Plusieurs activistes des droits humains voient d’un mauvais œil le fait que l’Union européenne (Ue) ait décidé d’aborder cette crise humanitaire du point de vue sécuritaire, en décidant d’ « établir une opération navale pour interrompre le modèle des réseaux de trafiquants » de personnes dans la Méditerranée, selon l’annonce faite par le chef de la diplomatie de l’Ue, Federica Mogherini, suite à réunion du conseil des ministres de défense et des chanceliers européens tenue à Bruxelles le lundi 18 mai 2015.

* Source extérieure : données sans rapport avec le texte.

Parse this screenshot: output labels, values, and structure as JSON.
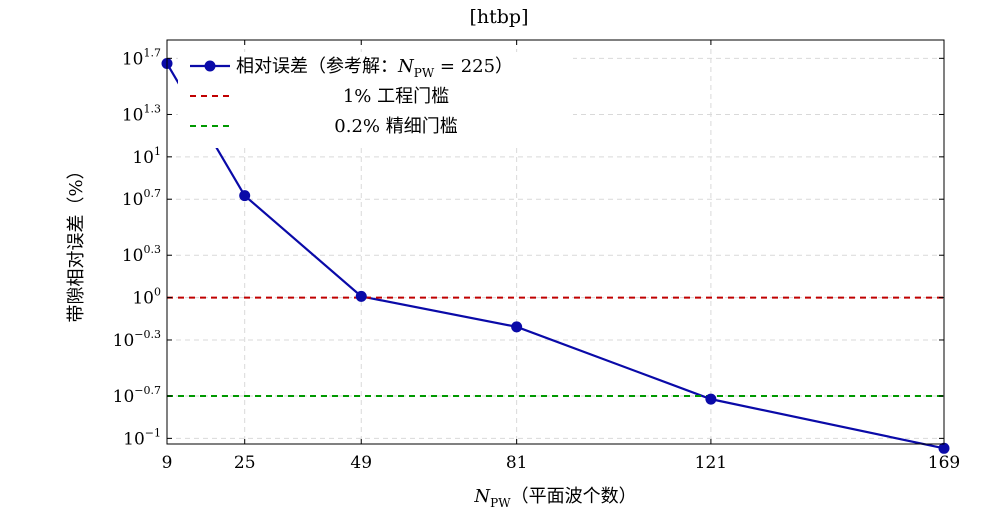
{
  "figure_caption": "[htbp]",
  "chart_data": {
    "type": "line",
    "xlabel": "N_PW（平面波个数）",
    "xlabel_parts": {
      "main": "N",
      "sub": "PW",
      "tail": "（平面波个数）"
    },
    "ylabel": "带隙相对误差（%）",
    "x_ticks": [
      9,
      25,
      49,
      81,
      121,
      169
    ],
    "x_range": [
      9,
      169
    ],
    "y_ticks": [
      {
        "value": 50.1,
        "base": "10",
        "exp": "1.7"
      },
      {
        "value": 20.0,
        "base": "10",
        "exp": "1.3"
      },
      {
        "value": 10,
        "base": "10",
        "exp": "1"
      },
      {
        "value": 5.0,
        "base": "10",
        "exp": "0.7"
      },
      {
        "value": 2.0,
        "base": "10",
        "exp": "0.3"
      },
      {
        "value": 1,
        "base": "10",
        "exp": "0"
      },
      {
        "value": 0.5,
        "base": "10",
        "exp": "−0.3"
      },
      {
        "value": 0.2,
        "base": "10",
        "exp": "−0.7"
      },
      {
        "value": 0.1,
        "base": "10",
        "exp": "−1"
      }
    ],
    "y_range_log10": [
      -1.04,
      1.83
    ],
    "y_scale": "log",
    "grid": true,
    "legend_placement": "top-left",
    "series": [
      {
        "name": "相对误差（参考解：N_PW = 225）",
        "legend_parts": {
          "pre": "相对误差（参考解：",
          "n": "N",
          "sub": "PW",
          "post": " = 225）"
        },
        "color": "#0a0aa8",
        "x": [
          9,
          25,
          49,
          81,
          121,
          169
        ],
        "y": [
          46.0,
          5.3,
          1.02,
          0.62,
          0.19,
          0.085
        ]
      },
      {
        "name": "1% 工程门槛",
        "color": "#c00000",
        "dashed": true,
        "y_const": 1.0
      },
      {
        "name": "0.2% 精细门槛",
        "color": "#009900",
        "dashed": true,
        "y_const": 0.2
      }
    ]
  }
}
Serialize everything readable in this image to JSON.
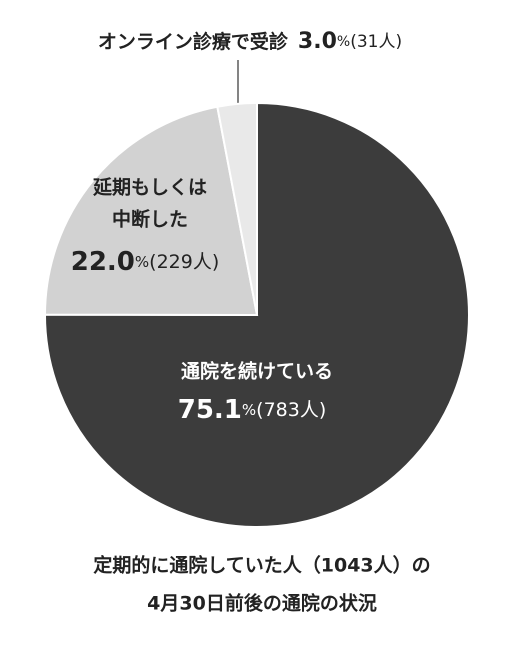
{
  "chart_data": {
    "type": "pie",
    "title": [
      "定期的に通院していた人（1043人）の",
      "4月30日前後の通院の状況"
    ],
    "categories": [
      [
        "通院を続けている"
      ],
      [
        "延期もしくは",
        "中断した"
      ],
      [
        "オンライン診療で受診"
      ]
    ],
    "values": [
      75.1,
      22.0,
      3.0
    ],
    "value_labels": [
      "75.1",
      "22.0",
      "3.0"
    ],
    "unit": "%",
    "count_labels": [
      "(783人)",
      "(229人)",
      "(31人)"
    ],
    "colors": [
      "#3c3c3c",
      "#d2d2d2",
      "#e9e9e9"
    ]
  }
}
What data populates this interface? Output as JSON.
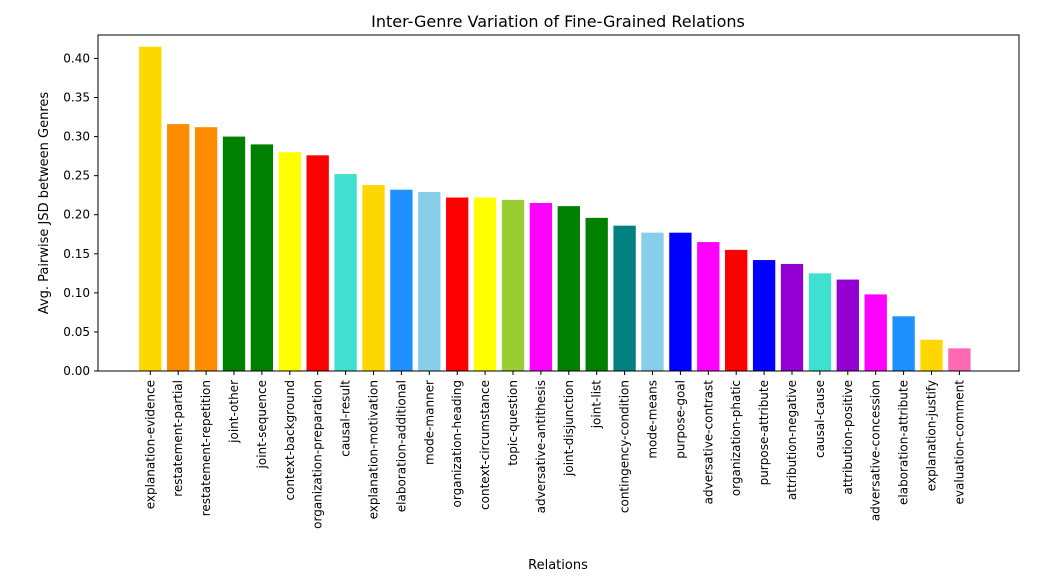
{
  "chart_data": {
    "type": "bar",
    "title": "Inter-Genre Variation of Fine-Grained Relations",
    "xlabel": "Relations",
    "ylabel": "Avg. Pairwise JSD between Genres",
    "ylim": [
      0,
      0.43
    ],
    "yticks": [
      0.0,
      0.05,
      0.1,
      0.15,
      0.2,
      0.25,
      0.3,
      0.35,
      0.4
    ],
    "ytick_labels": [
      "0.00",
      "0.05",
      "0.10",
      "0.15",
      "0.20",
      "0.25",
      "0.30",
      "0.35",
      "0.40"
    ],
    "grid": false,
    "categories": [
      "explanation-evidence",
      "restatement-partial",
      "restatement-repetition",
      "joint-other",
      "joint-sequence",
      "context-background",
      "organization-preparation",
      "causal-result",
      "explanation-motivation",
      "elaboration-additional",
      "mode-manner",
      "organization-heading",
      "context-circumstance",
      "topic-question",
      "adversative-antithesis",
      "joint-disjunction",
      "joint-list",
      "contingency-condition",
      "mode-means",
      "purpose-goal",
      "adversative-contrast",
      "organization-phatic",
      "purpose-attribute",
      "attribution-negative",
      "causal-cause",
      "attribution-positive",
      "adversative-concession",
      "elaboration-attribute",
      "explanation-justify",
      "evaluation-comment"
    ],
    "values": [
      0.415,
      0.316,
      0.312,
      0.3,
      0.29,
      0.28,
      0.276,
      0.252,
      0.238,
      0.232,
      0.229,
      0.222,
      0.222,
      0.219,
      0.215,
      0.211,
      0.196,
      0.186,
      0.177,
      0.177,
      0.165,
      0.155,
      0.142,
      0.137,
      0.125,
      0.117,
      0.098,
      0.07,
      0.04,
      0.029
    ],
    "colors": [
      "#ffd700",
      "#ff8c00",
      "#ff8c00",
      "#008000",
      "#008000",
      "#ffff00",
      "#ff0000",
      "#40e0d0",
      "#ffd700",
      "#1e90ff",
      "#87ceeb",
      "#ff0000",
      "#ffff00",
      "#9acd32",
      "#ff00ff",
      "#008000",
      "#008000",
      "#008080",
      "#87ceeb",
      "#0000ff",
      "#ff00ff",
      "#ff0000",
      "#0000ff",
      "#9400d3",
      "#40e0d0",
      "#9400d3",
      "#ff00ff",
      "#1e90ff",
      "#ffd700",
      "#ff69b4"
    ]
  }
}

Ces activistes critiquent également le refus de plus de 10 - des 28 pays membres de l’Union européenne – d’appliquer la proposition de la Commission Européenne qui, le mercredi 13 mai 2015, invitait les pays de l’Ue à instaurer des quotas migratoires à l’échelle communautaire (prenant en compte le produit intérieur brut, la population, mais aussi le niveau de chômage de chaque pays et le nombre de demande d’asiles et de réfugiés ) pour accueillir des demandeurs d’asile et aussi des réfugiés se trouvant dans des pays tiers.
La double vertu de la déclaration de l’Unasur
La déclaration de l’Unasur possède deux grandes vertus.
En premier lieu, elle laisse voir combien ces crises humanitaires et de droit international, affectant les migrantes et migrants provenant des pays pauvres ou en guerre de l’Afrique et de l’Asie, posent un problème global.
Problème, qui ne devrait laisser indifférent aucun pays, surtout ceux de destination qui ne font rien ni suffisamment d’efforts pour donner de la protection internationale aux étrangères et étrangers à la dérive et en détresse.
En second lieu, cette déclaration de l’Unasur lance une critique acerbe contre la globalisation de l’indifférence.
Elle convie tous les pays du monde à apporter une solution conjointe, qui doit être globale et qui passe nécessairement par une vraie coopération internationale fondée sur la solidarité. [wel rc apr 04/06/2015 0:00]
[1] Lien actif de la déclaration de l’Unasur http://www.unasursg.org/es/node/250
[2] Ces douze pays sont l’Argentine, la Bolivie, le Brésil, la Colombie, le Chili, l’Equateur, la Guyane, le Paraguay, le Perú, Suriname, l’Uruguay et le Venezuela.